Abb. 5: Verbrauchsstatistik für die Passivhaus-Siedlung Stuttgart-Feuerbach: Die Siedlung mit 52 Passivhäusern wurde im Jahr 2000 fertiggestellt (Architekturbüro Rudolf). Der mittlere Verbrauch lag bei 12,8 kWh/(m²a). Der berechnete Bedarf nach [PHPP] beträgt 13,5 kWh/(m²a).

passivhaus_feuerbach_3erzeile.jpgDie Passivhaus-Siedlung Stuttgart-Feuerbach („Schelmenäcker Weg“) mit insgesamt 52 Reihen- und Doppelhäusern wurde im Jahr 2000 vom Architekturbüro Rudolf fertiggestellt. In Abb. 5 sind die Verbrauchswerte der Heizperiode 2001/2002 dokumentiert. Der Mittelwert beträgt 12,8 kWh/(m²a) [Reiß/Erhorn 2003] . Bei dieser Siedlung gibt es wenige Ausreißer, die klar als solche zu erkennen sind.

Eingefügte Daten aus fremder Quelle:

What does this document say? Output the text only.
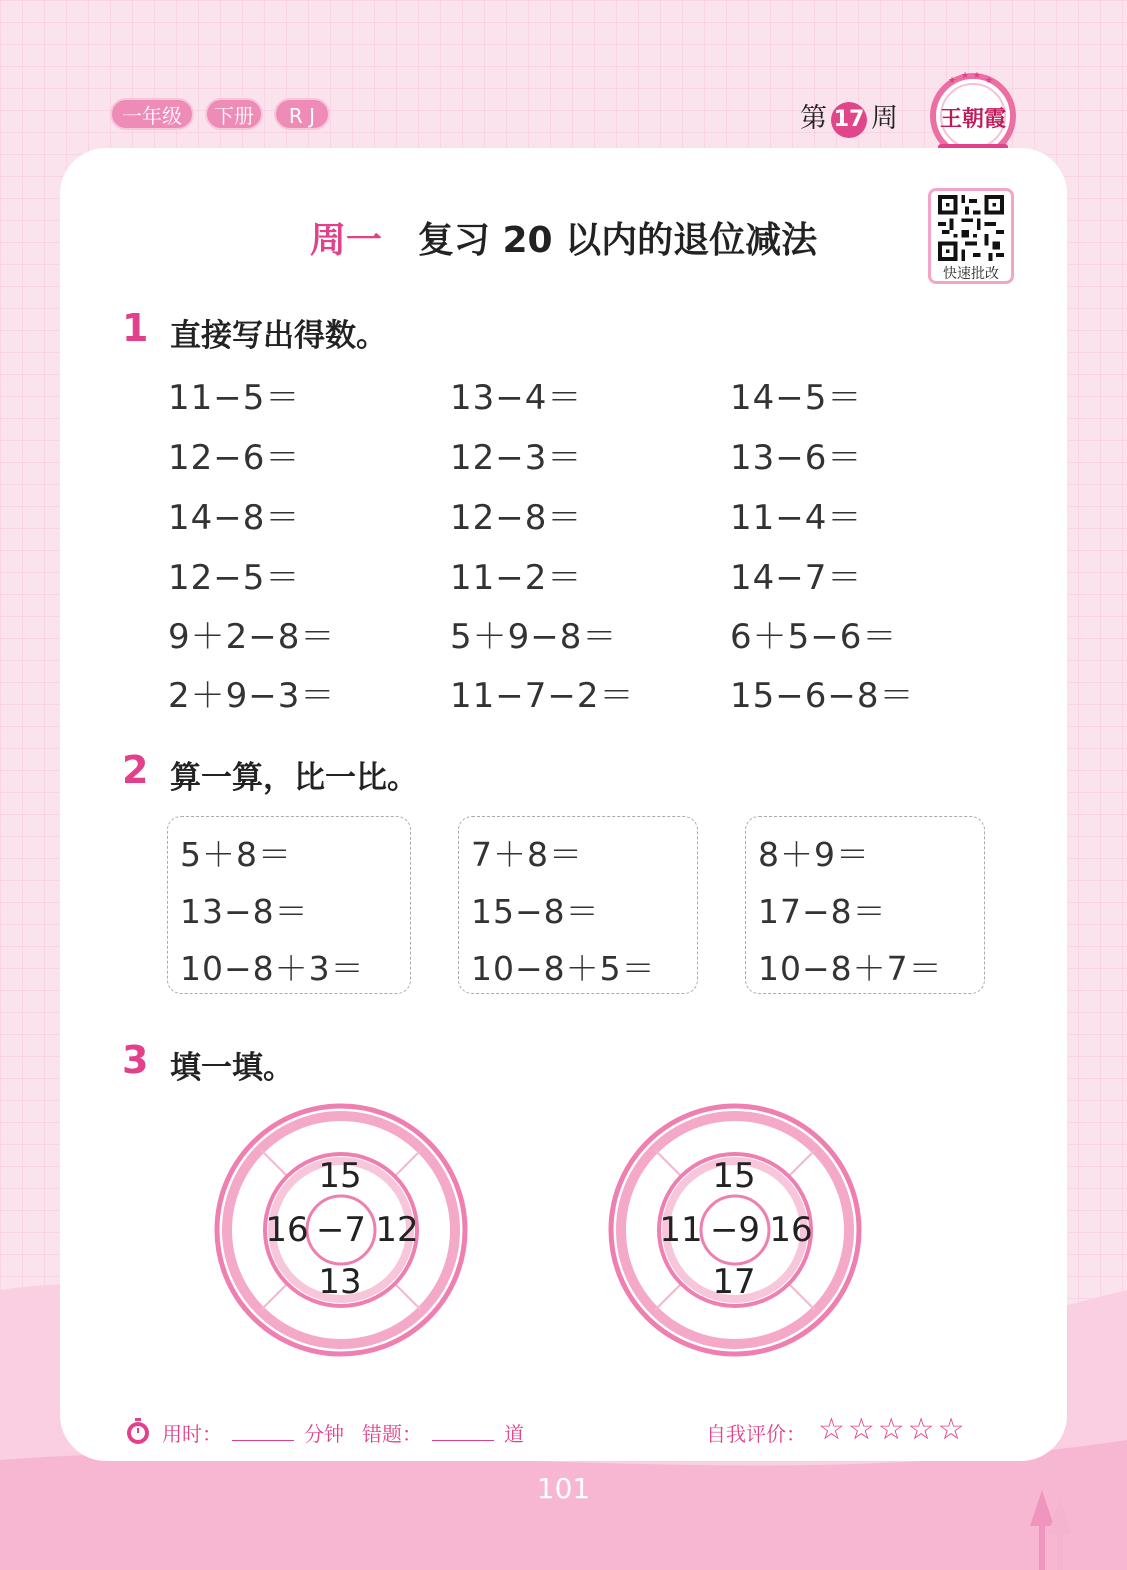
一年级	下册	R J	第 17 周
★ ★ ★ ★
王朝霞
快速批改
周一 复习 20 以内的退位减法
1 直接写出得数。
11−5＝	13−4＝	14−5＝
12−6＝	12−3＝	13−6＝
14−8＝	12−8＝	11−4＝
12−5＝	11−2＝	14−7＝
9＋2−8＝	5＋9−8＝	6＋5−6＝
2＋9−3＝	11−7−2＝	15−6−8＝
2 算一算，比一比。
5＋8＝
13−8＝
10−8＋3＝
7＋8＝
15−8＝
10−8＋5＝
8＋9＝
17−8＝
10−8＋7＝
3 填一填。
15
16 −7 12
13
15
11 −9 16
17
用时：	分钟 错题：	道	自我评价： ☆☆☆☆☆
101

Auch in der Passivhaus-Siedlung Stuttgart-Feuerbach ist der extrem niedrige Heizwärmeverbrauch in der Vollerhebung statistisch gesichert. Die Standardabweichung der Einzelwerte beträgt 5,5 kWh/(m²a), der Mittelwert ist auf ±0,8 kWh/(m²a) genau bestimmt.

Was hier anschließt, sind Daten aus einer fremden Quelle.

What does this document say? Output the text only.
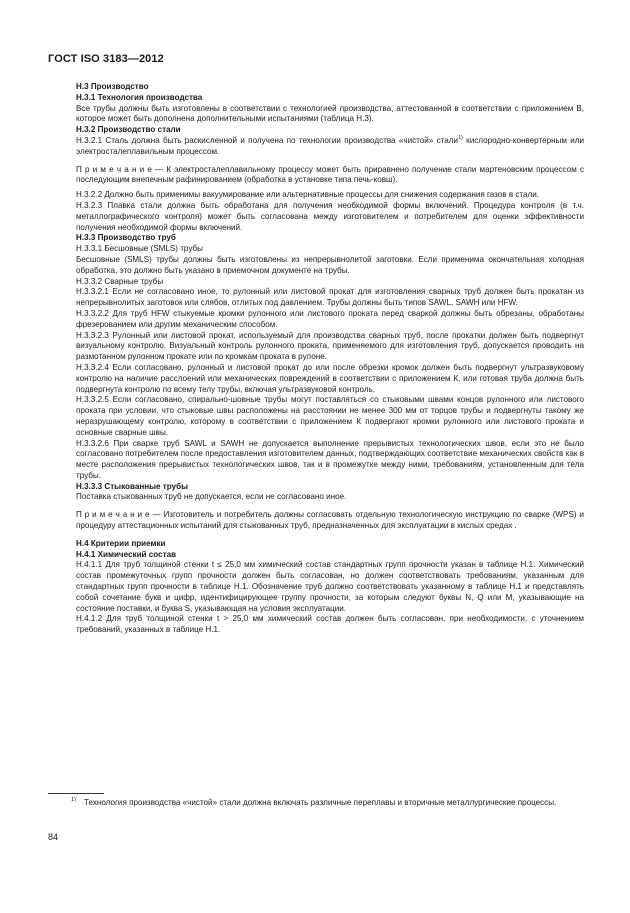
ГОСТ ISO 3183—2012
Н.3 Производство
Н.3.1 Технология производства
Все трубы должны быть изготовлены в соответствии с технологией производства, аттестованной в соответствии с приложением В, которое может быть дополнена дополнительными испытаниями (таблица Н.3).
Н.3.2 Производство стали
Н.3.2.1 Сталь должна быть раскисленной и получена по технологии производства «чистой» стали$^{1)}$ кислородно-конвертерным или электросталеплавильным процессом.
П р и м е ч а н и е — К электросталеплавильному процессу может быть приравнено получение стали мартеновским процессом с последующим внепечным рафинированием (обработка в установке типа печь-ковш).
Н.3.2.2 Должно быть применимы вакуумирование или альтернативные процессы для снижения содержания газов в стали.
Н.3.2.3 Плавка стали должна быть обработана для получения необходимой формы включений. Процедура контроля (в т.ч. металлографического контроля) может быть согласована между изготовителем и потребителем для оценки эффективности получения необходимой формы включений.
Н.3.3 Производство труб
Н.3.3.1 Бесшовные (SMLS) трубы
Бесшовные (SMLS) трубы должны быть изготовлены из непрерывнолитой заготовки. Если применима окончательная холодная обработка, это должно быть указано в приемочном документе на трубы.
Н.3.3.2 Сварные трубы
Н.3.3.2.1 Если не согласовано иное, то рулонный или листовой прокат для изготовления сварных труб должен быть прокатан из непрерывнолитых заготовок или слябов, отлитых под давлением. Трубы должны быть типов SAWL, SAWH или HFW.
Н.3.3.2.2 Для труб HFW стыкуемые кромки рулонного или листового проката перед сваркой должны быть обрезаны, обработаны фрезерованием или другим механическим способом.
Н.3.3.2.3 Рулонный или листовой прокат, используемый для производства сварных труб, после прокатки должен быть подвергнут визуальному контролю. Визуальный контроль рулонного проката, применяемого для изготовления труб, допускается проводить на размотанном рулонном прокате или по кромкам проката в рулоне.
Н.3.3.2.4 Если согласовано, рулонный и листовой прокат до или после обрезки кромок должен быть подвергнут ультразвуковому контролю на наличие расслоений или механических повреждений в соответствии с приложением К, или готовая труба должна быть подвергнута контролю по всему телу трубы, включая ультразвуковой контроль.
Н.3.3.2.5 Если согласовано, спирально-шовные трубы могут поставляться со стыковыми швами концов рулонного или листового проката при условии, что стыковые швы расположены на расстоянии не менее 300 мм от торцов трубы и подвергнуты такому же неразрушающему контролю, которому в соответствии с приложением К подвергают кромки рулонного или листового проката и основные сварные швы.
Н.3.3.2.6 При сварке труб SAWL и SAWH не допускается выполнение прерывистых технологических швов, если это не было согласовано потребителем после предоставления изготовителем данных, подтверждающих соответствие механических свойств как в месте расположения прерывистых технологических швов, так и в промежутке между ними, требованиям, установленным для тела трубы.
Н.3.3.3 Стыкованные трубы
Поставка стыкованных труб не допускается, если не согласовано иное.
П р и м е ч а н и е — Изготовитель и потребитель должны согласовать отдельную технологическую инструкцию по сварке (WPS) и процедуру аттестационных испытаний для стыкованных труб, предназначенных для эксплуатации в кислых средах .
Н.4 Критерии приемки
Н.4.1 Химический состав
Н.4.1.1 Для труб толщиной стенки t ≤ 25,0 мм химический состав стандартных групп прочности указан в таблице Н.1. Химический состав промежуточных групп прочности должен быть согласован, но должен соответствовать требованиям, указанным для стандартных групп прочности в таблице Н.1. Обозначение труб должно соответствовать указанному в таблице Н.1 и представлять собой сочетание букв и цифр, идентифицирующее группу прочности, за которым следуют буквы N, Q или M, указывающие на состояние поставки, и буква S, указывающая на условия эксплуатации.
Н.4.1.2 Для труб толщиной стенки t > 25,0 мм химический состав должен быть согласован, при необходимости, с уточнением требований, указанных в таблице Н.1.
$^{1)}$ Технология производства «чистой» стали должна включать различные переплавы и вторичные металлургические процессы.
84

Fazit Passivhaus-Siedlungen

Abb. 6: Diese Grafik zeigt zusammenfassend den Vergleich der Verbrauchsmessungen in der Referenzsiedlung (links, 65,6 kWh/(m²a)) und in den drei Passivhaus-Siedlungen (jeweils etwa 13 kWh/(m²a)). Der Verbrauch in den Passivhäusern ist nach diesen Messwerten um 80% geringer als in bereits guten Niedrigenergiehäusern. Alle Durchschnittswerte stimmen mit den vorab berechneten Werten nach dem Passivhaus-Projektierungspaket (PHPP) ziemlich gut überein.

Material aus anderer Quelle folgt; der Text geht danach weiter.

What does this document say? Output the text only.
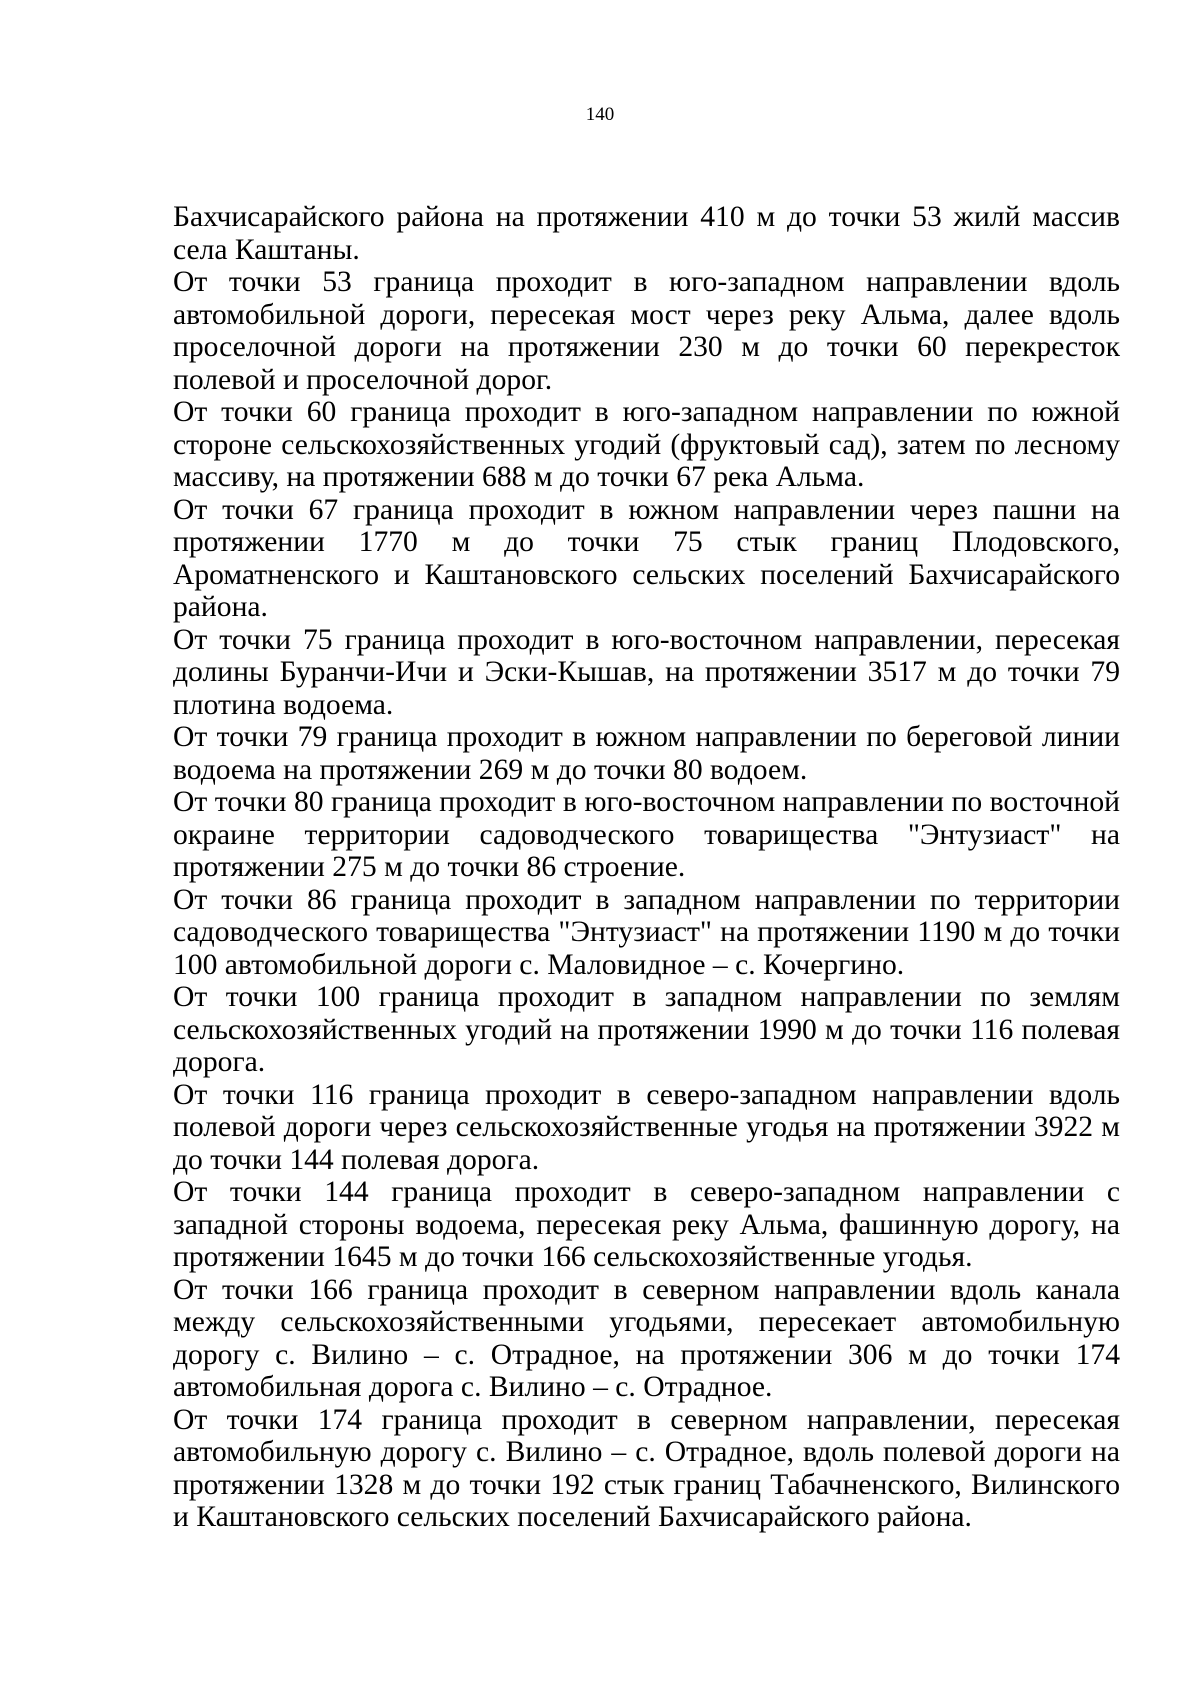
140

Бахчисарайского района на протяжении 410 м до точки 53 жилй массив села Каштаны.

От точки 53 граница проходит в юго-западном направлении вдоль автомобильной дороги, пересекая мост через реку Альма, далее вдоль проселочной дороги на протяжении 230 м до точки 60 перекресток полевой и проселочной дорог.

От точки 60 граница проходит в юго-западном направлении по южной стороне сельскохозяйственных угодий (фруктовый сад), затем по лесному массиву, на протяжении 688 м до точки 67 река Альма.

От точки 67 граница проходит в южном направлении через пашни на протяжении 1770 м до точки 75 стык границ Плодовского, Ароматненского и Каштановского сельских поселений Бахчисарайского района.

От точки 75 граница проходит в юго-восточном направлении, пересекая долины Буранчи-Ичи и Эски-Кышав, на протяжении 3517 м до точки 79 плотина водоема.

От точки 79 граница проходит в южном направлении по береговой линии водоема на протяжении 269 м до точки 80 водоем.

От точки 80 граница проходит в юго-восточном направлении по восточной окраине территории садоводческого товарищества "Энтузиаст" на протяжении 275 м до точки 86 строение.

От точки 86 граница проходит в западном направлении по территории садоводческого товарищества "Энтузиаст" на протяжении 1190 м до точки 100 автомобильной дороги с. Маловидное – с. Кочергино.

От точки 100 граница проходит в западном направлении по землям сельскохозяйственных угодий на протяжении 1990 м до точки 116 полевая дорога.

От точки 116 граница проходит в северо-западном направлении вдоль полевой дороги через сельскохозяйственные угодья на протяжении 3922 м до точки 144 полевая дорога.

От точки 144 граница проходит в северо-западном направлении с западной стороны водоема, пересекая реку Альма, фашинную дорогу, на протяжении 1645 м до точки 166 сельскохозяйственные угодья.

От точки 166 граница проходит в северном направлении вдоль канала между сельскохозяйственными угодьями, пересекает автомобильную дорогу с. Вилино – с. Отрадное, на протяжении 306 м до точки 174 автомобильная дорога с. Вилино – с. Отрадное.

От точки 174 граница проходит в северном направлении, пересекая автомобильную дорогу с. Вилино – с. Отрадное, вдоль полевой дороги на протяжении 1328 м до точки 192 стык границ Табачненского, Вилинского и Каштановского сельских поселений Бахчисарайского района.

Unabhängige Bestätigung in weiteren Projekten

Weitere empirische Untersuchungen haben die hier dokumentierten Ergebnisse an anderen Standorten unabhängig bestätigt:

Passivhaus Frankfurt a.M. Grempstraße

Abb. 7: Jahresheizwärmeverbräuche zuzüglich der nutzbaren Rohrleitungswärme je Quadratmeter Energiebezugsfläche in allen 19 Wohnungen im Zeitraum von Juni 2003 bis Mai 2004 (aufsteigend sortiert) [Peper/Feist/Pfluger 2004]. Der Unterschied zwischen den nord- und den südorientierten Wohnungen ist nur gering. Der vorher berechnete PHPP Bedarfswert als Mittelwert beider Häuser (12,2 kWh/(m²a)) entspricht bei diesem Projekt dem Mittelwert der Verbrauchs-messung.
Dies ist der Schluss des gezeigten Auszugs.